If you had a bike with only 3 chainrings (20-30-40) and 3 cogs (10-20-30), and no wheel size involved, you cold devise gear ratios, like 20/20=1:1; 20/30=2:3, etc. Bicycle people have devised a system for comparing gears called gear inches. To determine gear inches, you multiply the tire size in inches x the number of chainring teeth and divide by the number of cog teeth. While it is erroneous to use this number as a representation of a physical event, it is useful in that you can use the gear inch number, like 52 or 26 to compare gear changes on different sized wheels, or to better understand the difference in changing cog or chainring sizes.
Hope this helps,
I just recently started to ride road bikes and have a question about adjusting the height of the headset. I understand that a device may be available that would allow the headset to be elevated higher than is safely possible. I need to raise it at least another 1/2" to 3/4" to relieve some stress across the shoulders. The bike I have is a Raleigh and has the normal threadless headset. Any help you can give would be appreciated.

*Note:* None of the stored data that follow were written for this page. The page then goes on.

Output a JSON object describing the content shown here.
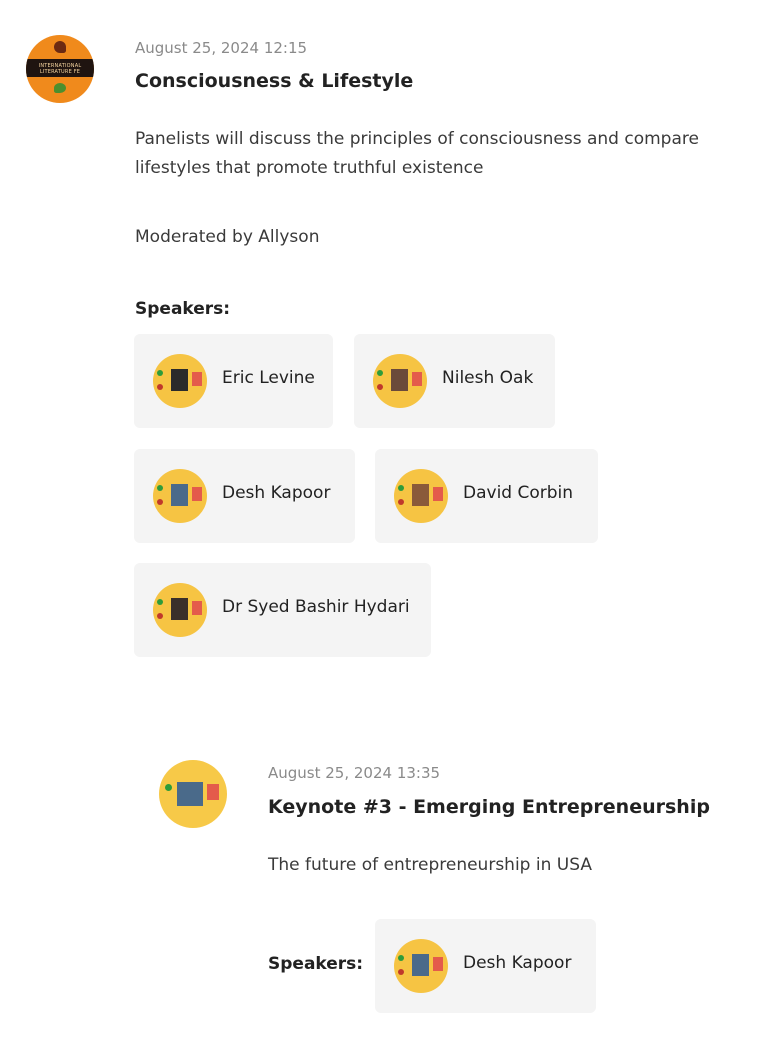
{
  "session1": {
    "avatar_name": "INTERNATIONAL LITERATURE FE",
    "date": "August 25, 2024 12:15",
    "title": "Consciousness & Lifestyle",
    "description": "Panelists will discuss the principles of consciousness and compare lifestyles that promote truthful existence",
    "moderator": "Moderated by Allyson",
    "speakers_label": "Speakers:",
    "speakers": [
      {
        "name": "Eric Levine"
      },
      {
        "name": "Nilesh Oak"
      },
      {
        "name": "Desh Kapoor"
      },
      {
        "name": "David Corbin"
      },
      {
        "name": "Dr Syed Bashir Hydari"
      }
    ]
  },
  "session2": {
    "date": "August 25, 2024 13:35",
    "title": "Keynote #3 - Emerging Entrepreneurship",
    "description": "The future of entrepreneurship in USA",
    "speakers_label": "Speakers:",
    "speakers": [
      {
        "name": "Desh Kapoor"
      }
    ]
  },
  "colors": {
    "chip_bg": "#f4f4f4",
    "avatar_bg": "#f6c443",
    "date_text": "#8a8a8a"
  }
}
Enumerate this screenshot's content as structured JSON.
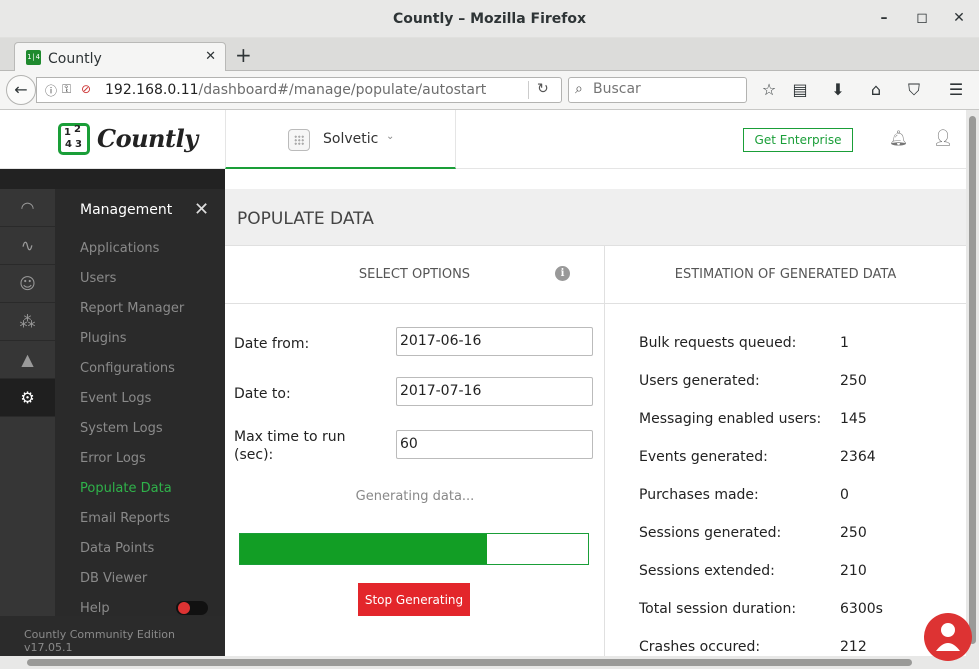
{
  "window": {
    "title": "Countly – Mozilla Firefox"
  },
  "tab": {
    "label": "Countly",
    "favicon_text": "1|4"
  },
  "address_bar": {
    "host": "192.168.0.11",
    "path": "/dashboard#/manage/populate/autostart"
  },
  "search_bar": {
    "placeholder": "Buscar"
  },
  "header": {
    "logo_text": "Countly",
    "app_name": "Solvetic",
    "enterprise_button": "Get Enterprise"
  },
  "sidebar": {
    "menu_title": "Management",
    "items": [
      {
        "label": "Applications"
      },
      {
        "label": "Users"
      },
      {
        "label": "Report Manager"
      },
      {
        "label": "Plugins"
      },
      {
        "label": "Configurations"
      },
      {
        "label": "Event Logs"
      },
      {
        "label": "System Logs"
      },
      {
        "label": "Error Logs"
      },
      {
        "label": "Populate Data",
        "active": true
      },
      {
        "label": "Email Reports"
      },
      {
        "label": "Data Points"
      },
      {
        "label": "DB Viewer"
      },
      {
        "label": "Help"
      }
    ],
    "edition": "Countly Community Edition v17.05.1"
  },
  "page": {
    "title": "POPULATE DATA",
    "left_panel": {
      "heading": "SELECT OPTIONS",
      "date_from_label": "Date from:",
      "date_from_value": "2017-06-16",
      "date_to_label": "Date to:",
      "date_to_value": "2017-07-16",
      "max_time_label": "Max time to run (sec):",
      "max_time_value": "60",
      "status": "Generating data...",
      "progress_fraction": 0.71,
      "stop_button": "Stop Generating"
    },
    "right_panel": {
      "heading": "ESTIMATION OF GENERATED DATA",
      "stats": [
        {
          "label": "Bulk requests queued:",
          "value": "1"
        },
        {
          "label": "Users generated:",
          "value": "250"
        },
        {
          "label": "Messaging enabled users:",
          "value": "145"
        },
        {
          "label": "Events generated:",
          "value": "2364"
        },
        {
          "label": "Purchases made:",
          "value": "0"
        },
        {
          "label": "Sessions generated:",
          "value": "250"
        },
        {
          "label": "Sessions extended:",
          "value": "210"
        },
        {
          "label": "Total session duration:",
          "value": "6300s"
        },
        {
          "label": "Crashes occured:",
          "value": "212"
        }
      ]
    }
  },
  "colors": {
    "brand_green": "#1a9e38",
    "danger_red": "#e3262b",
    "sidebar_bg": "#2a2a2a"
  }
}
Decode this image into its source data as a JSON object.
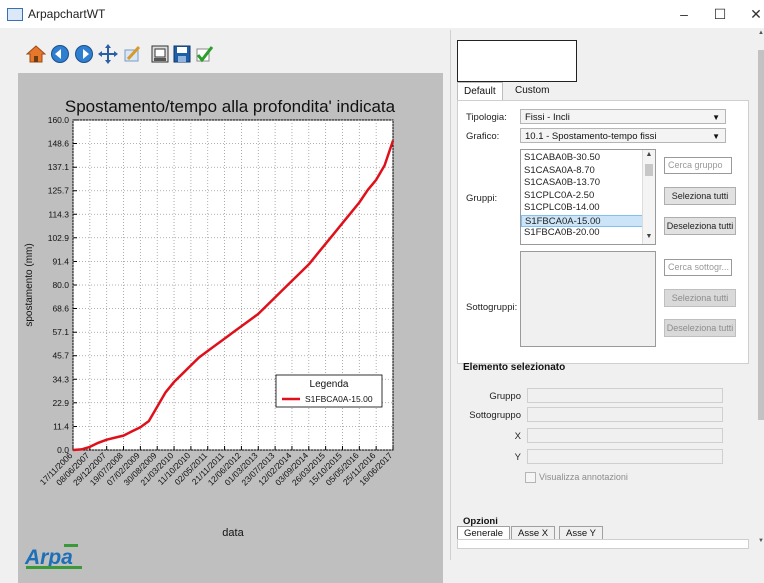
{
  "window": {
    "title": "ArpapchartWT",
    "minimize": "–",
    "maximize": "☐",
    "close": "✕"
  },
  "toolbar": {
    "icons": [
      "home-icon",
      "back-icon",
      "forward-icon",
      "pan-icon",
      "zoom-icon",
      "configure-subplots-icon",
      "save-icon",
      "checkmark-icon"
    ]
  },
  "chart_data": {
    "type": "line",
    "title": "Spostamento/tempo alla profondita' indicata",
    "xlabel": "data",
    "ylabel": "spostamento (mm)",
    "ylim": [
      0.0,
      160.0
    ],
    "y_ticks": [
      "0.0",
      "11.4",
      "22.9",
      "34.3",
      "45.7",
      "57.1",
      "68.6",
      "80.0",
      "91.4",
      "102.9",
      "114.3",
      "125.7",
      "137.1",
      "148.6",
      "160.0"
    ],
    "x_ticks": [
      "17/11/2006",
      "08/06/2007",
      "29/12/2007",
      "19/07/2008",
      "07/02/2009",
      "30/08/2009",
      "21/03/2010",
      "11/10/2010",
      "02/05/2011",
      "21/11/2011",
      "12/06/2012",
      "01/03/2013",
      "23/07/2013",
      "12/02/2014",
      "03/09/2014",
      "26/03/2015",
      "15/10/2015",
      "05/05/2016",
      "25/11/2016",
      "16/06/2017"
    ],
    "grid": true,
    "legend": {
      "title": "Legenda",
      "position": "lower-right"
    },
    "series": [
      {
        "name": "S1FBCA0A-15.00",
        "color": "#e0101a",
        "x": [
          0,
          0.5,
          1,
          1.5,
          2,
          2.5,
          3,
          3.5,
          4,
          4.5,
          5,
          5.5,
          6,
          6.5,
          7,
          7.5,
          8,
          8.5,
          9,
          9.5,
          10,
          10.5,
          11,
          11.5,
          12,
          12.5,
          13,
          13.5,
          14,
          14.5,
          15,
          15.5,
          16,
          16.5,
          17,
          17.5,
          18,
          18.5,
          19
        ],
        "y": [
          0,
          0.3,
          1.5,
          3.5,
          5,
          6,
          7,
          9,
          11,
          14,
          21,
          28,
          33,
          37,
          41,
          45,
          48,
          51,
          54,
          57,
          60,
          63,
          66,
          70,
          74,
          78,
          82,
          86,
          90,
          95,
          100,
          105,
          110,
          115,
          120,
          126,
          131,
          138,
          150
        ]
      }
    ]
  },
  "logo": {
    "text": "Arpa"
  },
  "right_panel": {
    "tabs": [
      "Default",
      "Custom"
    ],
    "tipologia": {
      "label": "Tipologia:",
      "value": "Fissi - Incli"
    },
    "grafico": {
      "label": "Grafico:",
      "value": "10.1 - Spostamento-tempo fissi"
    },
    "gruppi": {
      "label": "Gruppi:",
      "items": [
        "S1CABA0B-30.50",
        "S1CASA0A-8.70",
        "S1CASA0B-13.70",
        "S1CPLC0A-2.50",
        "S1CPLC0B-14.00",
        "S1FBCA0A-15.00",
        "S1FBCA0B-20.00"
      ],
      "selected_index": 5,
      "search_placeholder": "Cerca gruppo",
      "select_all": "Seleziona tutti",
      "deselect_all": "Deseleziona tutti"
    },
    "sottogruppi": {
      "label": "Sottogruppi:",
      "search_placeholder": "Cerca sottogr...",
      "select_all": "Seleziona tutti",
      "deselect_all": "Deseleziona tutti"
    },
    "elemento": {
      "title": "Elemento selezionato",
      "gruppo": "Gruppo",
      "sottogruppo": "Sottogruppo",
      "x": "X",
      "y": "Y",
      "annotazioni": "Visualizza annotazioni"
    },
    "opzioni": {
      "title": "Opzioni",
      "tabs": [
        "Generale",
        "Asse X",
        "Asse Y"
      ]
    }
  }
}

The only thing you can do (other than buy a new fork and
cut it to the desired height) is to try and find a stem with more of a rise than
the one you have. Since road bikes tend to be set up low in the front, most
stems that clamp road bars are of the 90 to 73-degree type. A quick survey of
available options indicates than 105 degrees is the max. If that does not
provide enough height, the only other option would be the Zoom Heads Up
Extender, which I believe only comes in 1-1/8". This thing will get you
real tall, and is very comfortable. In fact, it works great as long as you don't
have to steer. It's also really, really, ridiculously tall. If you don't already
have a 105-degree stem, that's probably the best you can do without problems or
a new fork.
I don't have a mechanical question but perhaps you can help me nonetheless. I'm 6'8" tall. Where can I find apparel like outer shells in so called, long or tall sizes?
Thank you in advance,
Contact Lennard Zinn of Velonews fame. I'm more familiar
with his frames and technical expertise, but he also is a big guy and has a sort
of big and tall clothing business.
I have a Backtrail X1 and when I ride it the crank makes a grinding noise. After I got new bearings, I brought it into my local shop and they couldn't find what was wrong with it. I hope you might know what the sound is. Please write back. Thanks.
It could be a lot of things. If the bearings are good and properly adjusted, then I'd make sure that the chain is not too tight, or look at the chainring to make sure it's not bent.